Zaatari djinn
by Catherine Van Campen, Germany, 2017, 90’
Children are masters at making something out of nothing. A wad of paper becomes a soccer ball, two insects a zoo. Zaatari Djinn is an exceptionally intimate movie about the resilience of children who have a much rosier view of life than adults. In the middle of the Jordanian desert, where there’s nothing but sand, unbearable summers and winters with snowstorms, a few tents were set up for a couple of hundred Syrian refugees. Then, quick as lightning, improvised shacks and cravans were attached to new tents and out of nothing arose Zaatari, a new city that consists for 80 percent of children. Through the eyes of four children, we get to see and feel what it is like to grow up in this place, with very few little resources or prospects, but with an enormous scope for dreams. Zaatari may be a place without a history or a future, for the children it is also a home. For three years, Catherine followed four children from Zaatari in the north of Jordan, near the Syrian border.
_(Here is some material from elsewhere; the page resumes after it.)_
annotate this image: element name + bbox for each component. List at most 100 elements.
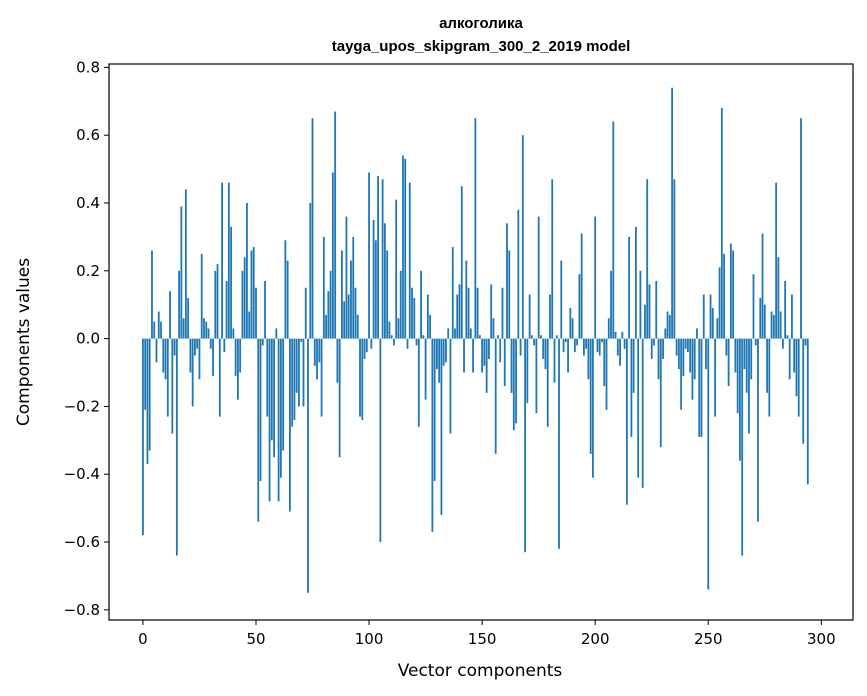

Ferras (10) is the silent, poor boy with an old soul who is haunted by the war. This hard-working kid is obliged to tote a tray of sweets on his head every day. Fatma (12), whose best friend is a rooster, is much more open and assertive, but she needs to take out her anger on animals. Maryam (15), who is nearly a woman, aspires to a pious life, but falls in love with Shakespeare. And then there is the rich boy Hammoudi (8), who can buy anything he likes. For him the camp is paradise.